The filmmakers seem torn between delivering a clinical, observational documentary about animal behavior a la the BBC's Planet Earth franchise and the sort of anthropomorphic nature tales in which Disney specializes. The tension between the two approaches results in a sometimes awkward hybrid that definitely tilts toward the second. There was so much human-seeming drama on display at times that you expect the elephants to burst into song like the photo-realistic creations in the recent Lion King remake.

There is also a little too much cartoon-style charm on display, especially when it comes to the tiny animals photographed at what the production notes describe as "elephant toenail height." We see dung-beetles vigorously fighting over, what else, elephant dung, and a fortunately pliable bullfrog emerge unscathed after being stomped on.
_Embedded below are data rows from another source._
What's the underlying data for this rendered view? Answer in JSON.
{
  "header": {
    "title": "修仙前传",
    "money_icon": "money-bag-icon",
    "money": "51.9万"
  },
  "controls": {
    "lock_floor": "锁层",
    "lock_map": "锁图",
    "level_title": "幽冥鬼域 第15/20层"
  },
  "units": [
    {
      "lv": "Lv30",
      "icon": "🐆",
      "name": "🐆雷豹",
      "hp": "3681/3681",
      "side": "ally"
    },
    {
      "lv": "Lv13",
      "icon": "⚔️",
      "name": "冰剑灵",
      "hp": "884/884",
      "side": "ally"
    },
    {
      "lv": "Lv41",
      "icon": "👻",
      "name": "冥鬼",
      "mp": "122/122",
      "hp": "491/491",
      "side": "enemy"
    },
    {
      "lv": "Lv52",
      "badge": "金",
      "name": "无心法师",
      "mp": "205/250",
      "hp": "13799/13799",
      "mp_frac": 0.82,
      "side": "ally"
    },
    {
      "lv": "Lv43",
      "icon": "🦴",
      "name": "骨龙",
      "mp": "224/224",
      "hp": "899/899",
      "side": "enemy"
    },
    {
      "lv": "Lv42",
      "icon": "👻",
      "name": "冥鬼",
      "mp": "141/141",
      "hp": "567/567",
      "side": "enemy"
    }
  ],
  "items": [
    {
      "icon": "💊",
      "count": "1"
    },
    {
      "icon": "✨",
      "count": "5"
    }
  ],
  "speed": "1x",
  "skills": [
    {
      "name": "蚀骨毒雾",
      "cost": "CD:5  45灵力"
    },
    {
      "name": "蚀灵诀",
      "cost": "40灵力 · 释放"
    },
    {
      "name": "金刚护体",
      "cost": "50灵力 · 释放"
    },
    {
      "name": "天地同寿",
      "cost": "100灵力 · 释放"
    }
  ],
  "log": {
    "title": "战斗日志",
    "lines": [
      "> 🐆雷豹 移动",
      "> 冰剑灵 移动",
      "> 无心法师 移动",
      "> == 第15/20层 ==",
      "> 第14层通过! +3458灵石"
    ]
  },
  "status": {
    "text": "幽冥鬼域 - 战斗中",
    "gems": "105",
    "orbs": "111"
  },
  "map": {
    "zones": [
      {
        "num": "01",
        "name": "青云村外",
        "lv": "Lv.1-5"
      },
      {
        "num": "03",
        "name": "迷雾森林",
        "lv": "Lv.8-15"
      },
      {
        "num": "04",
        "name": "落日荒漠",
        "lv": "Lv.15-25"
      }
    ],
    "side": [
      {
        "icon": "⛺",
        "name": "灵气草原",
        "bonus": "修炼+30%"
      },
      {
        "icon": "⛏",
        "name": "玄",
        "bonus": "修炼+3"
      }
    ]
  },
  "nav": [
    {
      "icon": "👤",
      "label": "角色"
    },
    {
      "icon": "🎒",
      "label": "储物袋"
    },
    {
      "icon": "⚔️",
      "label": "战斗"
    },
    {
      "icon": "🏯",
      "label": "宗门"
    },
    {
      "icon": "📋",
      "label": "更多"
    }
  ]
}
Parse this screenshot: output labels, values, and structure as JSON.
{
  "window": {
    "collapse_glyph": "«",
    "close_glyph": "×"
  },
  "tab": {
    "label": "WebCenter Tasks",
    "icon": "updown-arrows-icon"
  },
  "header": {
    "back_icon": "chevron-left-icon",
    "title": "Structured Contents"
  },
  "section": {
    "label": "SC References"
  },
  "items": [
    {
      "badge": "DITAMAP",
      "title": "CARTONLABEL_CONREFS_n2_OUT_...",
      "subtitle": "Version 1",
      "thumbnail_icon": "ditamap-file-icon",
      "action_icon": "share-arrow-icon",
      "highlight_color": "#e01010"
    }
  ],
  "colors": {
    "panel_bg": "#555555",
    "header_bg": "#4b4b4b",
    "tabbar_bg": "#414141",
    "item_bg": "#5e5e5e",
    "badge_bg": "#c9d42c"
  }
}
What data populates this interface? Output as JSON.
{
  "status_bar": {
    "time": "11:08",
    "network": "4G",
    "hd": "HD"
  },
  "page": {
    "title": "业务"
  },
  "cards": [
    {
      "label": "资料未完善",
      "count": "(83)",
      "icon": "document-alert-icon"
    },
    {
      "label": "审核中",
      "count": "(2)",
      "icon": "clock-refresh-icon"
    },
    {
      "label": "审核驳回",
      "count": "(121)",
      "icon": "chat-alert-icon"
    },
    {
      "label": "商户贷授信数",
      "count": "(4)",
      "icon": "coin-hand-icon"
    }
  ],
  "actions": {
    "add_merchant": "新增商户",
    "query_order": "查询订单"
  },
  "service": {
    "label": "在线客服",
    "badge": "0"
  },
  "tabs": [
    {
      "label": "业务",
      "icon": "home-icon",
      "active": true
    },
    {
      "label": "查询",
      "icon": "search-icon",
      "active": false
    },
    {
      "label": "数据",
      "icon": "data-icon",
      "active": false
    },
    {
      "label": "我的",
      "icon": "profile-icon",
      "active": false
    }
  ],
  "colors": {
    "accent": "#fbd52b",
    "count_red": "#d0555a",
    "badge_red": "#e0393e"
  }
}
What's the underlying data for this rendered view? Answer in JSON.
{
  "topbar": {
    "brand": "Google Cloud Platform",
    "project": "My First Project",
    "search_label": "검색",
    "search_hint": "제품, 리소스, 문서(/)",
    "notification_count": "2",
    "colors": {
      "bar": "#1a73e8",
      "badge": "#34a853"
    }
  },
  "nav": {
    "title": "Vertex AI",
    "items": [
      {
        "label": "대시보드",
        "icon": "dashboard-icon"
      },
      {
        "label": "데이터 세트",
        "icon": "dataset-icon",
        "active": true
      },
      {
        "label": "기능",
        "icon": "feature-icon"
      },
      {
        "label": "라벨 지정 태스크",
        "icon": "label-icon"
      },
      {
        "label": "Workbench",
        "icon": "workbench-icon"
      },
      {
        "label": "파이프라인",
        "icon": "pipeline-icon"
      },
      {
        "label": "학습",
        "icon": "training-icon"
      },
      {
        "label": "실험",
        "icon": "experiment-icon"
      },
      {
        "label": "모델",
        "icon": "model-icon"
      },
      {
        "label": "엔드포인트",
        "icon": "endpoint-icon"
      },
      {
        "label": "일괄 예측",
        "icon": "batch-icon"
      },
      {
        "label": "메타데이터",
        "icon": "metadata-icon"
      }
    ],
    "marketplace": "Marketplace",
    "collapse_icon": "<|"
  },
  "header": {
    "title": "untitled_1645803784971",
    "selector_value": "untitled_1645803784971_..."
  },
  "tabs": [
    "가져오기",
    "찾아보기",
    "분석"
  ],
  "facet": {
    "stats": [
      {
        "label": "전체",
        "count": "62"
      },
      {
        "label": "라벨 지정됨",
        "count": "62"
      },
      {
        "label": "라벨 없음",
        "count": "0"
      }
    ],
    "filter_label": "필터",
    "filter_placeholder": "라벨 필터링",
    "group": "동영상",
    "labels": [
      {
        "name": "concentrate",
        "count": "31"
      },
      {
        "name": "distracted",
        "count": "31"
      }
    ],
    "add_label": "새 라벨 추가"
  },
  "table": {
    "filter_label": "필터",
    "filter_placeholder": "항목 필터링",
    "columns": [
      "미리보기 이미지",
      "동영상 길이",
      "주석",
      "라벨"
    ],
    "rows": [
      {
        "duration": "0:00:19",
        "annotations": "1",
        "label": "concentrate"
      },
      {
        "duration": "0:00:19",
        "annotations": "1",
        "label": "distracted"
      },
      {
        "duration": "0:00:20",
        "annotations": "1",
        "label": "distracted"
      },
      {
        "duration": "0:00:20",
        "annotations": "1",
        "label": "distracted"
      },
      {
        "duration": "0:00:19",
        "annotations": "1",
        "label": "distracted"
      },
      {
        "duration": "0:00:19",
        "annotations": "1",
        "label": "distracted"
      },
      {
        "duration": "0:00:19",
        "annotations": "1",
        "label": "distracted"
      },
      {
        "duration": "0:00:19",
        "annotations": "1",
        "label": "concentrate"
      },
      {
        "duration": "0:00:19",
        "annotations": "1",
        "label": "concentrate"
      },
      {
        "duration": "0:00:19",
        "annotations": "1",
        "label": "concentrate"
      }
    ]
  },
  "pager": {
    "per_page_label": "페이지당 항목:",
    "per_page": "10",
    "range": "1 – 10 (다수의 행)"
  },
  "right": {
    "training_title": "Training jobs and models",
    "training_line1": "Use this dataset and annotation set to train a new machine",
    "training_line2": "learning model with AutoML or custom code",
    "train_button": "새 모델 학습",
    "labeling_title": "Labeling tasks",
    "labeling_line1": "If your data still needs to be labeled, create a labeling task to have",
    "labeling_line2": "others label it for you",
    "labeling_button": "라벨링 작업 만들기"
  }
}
We watch as the little creatures feed, play and engage in occasionally (PG-rated) amorous behavior, all of it accompanied by the sort of cutesy musical underscoring that lets us know we're supposed to be having a good time.

Naturally, there are more serious moments as well, including the death of one of Athena's offspring. A scene in which the herd stops to honor the carcass of one of their aged dead, their trunks lovingly caressing their former member's now bare, giant skull, may be the most touching scene you'll see in a movie all year.

Shot over four years in Kenya, The Elephant Queen boasts an undeniable authenticity, thanks to its filmmakers' quarter-century of experience making wildlife films in Africa. And while elephants are naturally camera-friendly subjects, their behavior here is captured with a particularly impressive immediacy. In its more restrained passages, Alex Heffes' score adds significant emotionality to the proceedings, as does the mellifluous narration by Ejiofor that provides a soothing counterpoint to even the more upsetting moments.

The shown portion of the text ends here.